« Timbuktu » signé par le réalisateur mauritanien Abderhammane Sissako, est un pur bijou d’émotion et de justesse cinématographique. Comment parler autrement d’un film, qui épouse parfaitement son sujet, en l’occurrence l’occupation militaire des terroristes fondamentalistes musulmans à Tombouktou, à travers une mise en scène tout en langueur et en douceur ? L’absence d’artifices ou d’effets stylistes ne s’accompagne pas d’un réalisme sec et sans saveur, mais laisse planer un mystère, un souffle qui évoque un univers digne d’un conte, notamment à travers l’histoire déchirante de Kédane, éleveur de bétail qui vit à l’écart du village avec son angélique fille, et sa femme, impressionnante de flegme, de courage et de force spirituelle.
Le film épate par l’attention porté aux visages, chaque visage à son histoire, sa géographie, sa science affective, le faciès apparait comme le paysage du cœur des personnages. On est coi devant tant de beauté, beautés subtiles, beautés subsahariennes, beautés nobles, dont la noblesse est paradoxalement renforcée par l’humilité de la mise en scène, qui laisse aux visages la possibilité de développer leurs propres langages métalinguistique.
Le propos du film est consensuel, établissant bien la distinction entre un islam modéré, moderne, tolérant, le « vrai », incarné par l’immam de la ville qui sermonne les djihadistes à plusieurs reprises au cours du film. Ces derniers sont dépeints avec justesse, sans caricature : même pas comme des lâches, tout simplement par des ignares, des pions, des soumis, des aveugles, de jeunes brebis égarées, perdues dans la confusion la plus obscure (leurs visages recouverts font écho à l’obscurité dans laquelle sont plongées leurs esprits ou du moins ce qu’il en reste). La scène où le jeune homme noir, ex-rappeur doit témoigner devant la caméra de ses motivations et de son parcours comme djihadiste, en est l’incontestable démonstration.

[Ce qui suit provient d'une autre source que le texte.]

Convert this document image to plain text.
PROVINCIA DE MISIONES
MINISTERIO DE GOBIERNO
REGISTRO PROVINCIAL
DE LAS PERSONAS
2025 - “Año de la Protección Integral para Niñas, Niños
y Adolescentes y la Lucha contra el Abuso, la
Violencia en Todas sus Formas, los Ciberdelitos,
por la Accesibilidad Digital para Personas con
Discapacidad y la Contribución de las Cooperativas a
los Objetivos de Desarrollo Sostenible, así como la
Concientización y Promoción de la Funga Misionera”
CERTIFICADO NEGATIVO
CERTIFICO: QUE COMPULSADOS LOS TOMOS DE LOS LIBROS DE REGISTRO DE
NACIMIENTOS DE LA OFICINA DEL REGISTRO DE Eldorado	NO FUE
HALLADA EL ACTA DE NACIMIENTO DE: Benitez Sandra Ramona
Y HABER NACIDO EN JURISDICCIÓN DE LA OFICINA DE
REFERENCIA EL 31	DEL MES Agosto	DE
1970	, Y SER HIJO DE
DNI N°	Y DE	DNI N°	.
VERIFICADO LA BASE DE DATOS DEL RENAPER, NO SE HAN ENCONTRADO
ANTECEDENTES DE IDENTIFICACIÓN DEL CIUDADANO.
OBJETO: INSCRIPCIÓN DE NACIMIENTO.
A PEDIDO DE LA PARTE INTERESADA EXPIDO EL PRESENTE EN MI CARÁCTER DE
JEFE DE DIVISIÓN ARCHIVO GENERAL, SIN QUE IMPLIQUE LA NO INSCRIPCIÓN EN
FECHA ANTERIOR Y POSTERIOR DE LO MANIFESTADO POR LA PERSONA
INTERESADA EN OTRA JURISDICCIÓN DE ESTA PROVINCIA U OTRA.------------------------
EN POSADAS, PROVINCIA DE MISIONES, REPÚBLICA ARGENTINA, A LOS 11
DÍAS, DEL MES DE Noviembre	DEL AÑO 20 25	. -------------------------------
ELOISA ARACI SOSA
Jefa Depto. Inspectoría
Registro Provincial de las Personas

Mais cette dimension consensuelle n’est le reflet que de l’unité face à tant de barbarie mais surtout de profonde stupidité. Rien n’aurait pu être plus écoeurant et presque aussi stupide que les djihadistes, que de tenter de vouloir se démarquer du consensus, de l’unité, dans l’unique but d’affirmer une orgueilleuse singularité, une différence censée mettre en valeur l’auteur, lui permettre de mieux surplomber l’unité. Ecueil dont il est manifeste qu’il n’a pas menacé l’auteur une seule fois au cours du film.
La musique est le sel du film, en parfaite adéquation avec la culture exposée, elle se fait, comme souvent, mais là avec un brio plus que notable, célébration de la vie, de la joie, chant face à l’infini (la scène sublime de la jeune chanteuse fouettée et opposant son chant à la violence des coups de fouets).
Timbuktu est un vent de chaleur sur nos cœurs apeurées et dégoûtées par l’abomination du fanatisme (sous toutes ses formes), une ode au courage, à la force d’esprit, à la famille, un conte moral, politique, artistique. Un film complet en somme, qui vaut tous les détours du monde.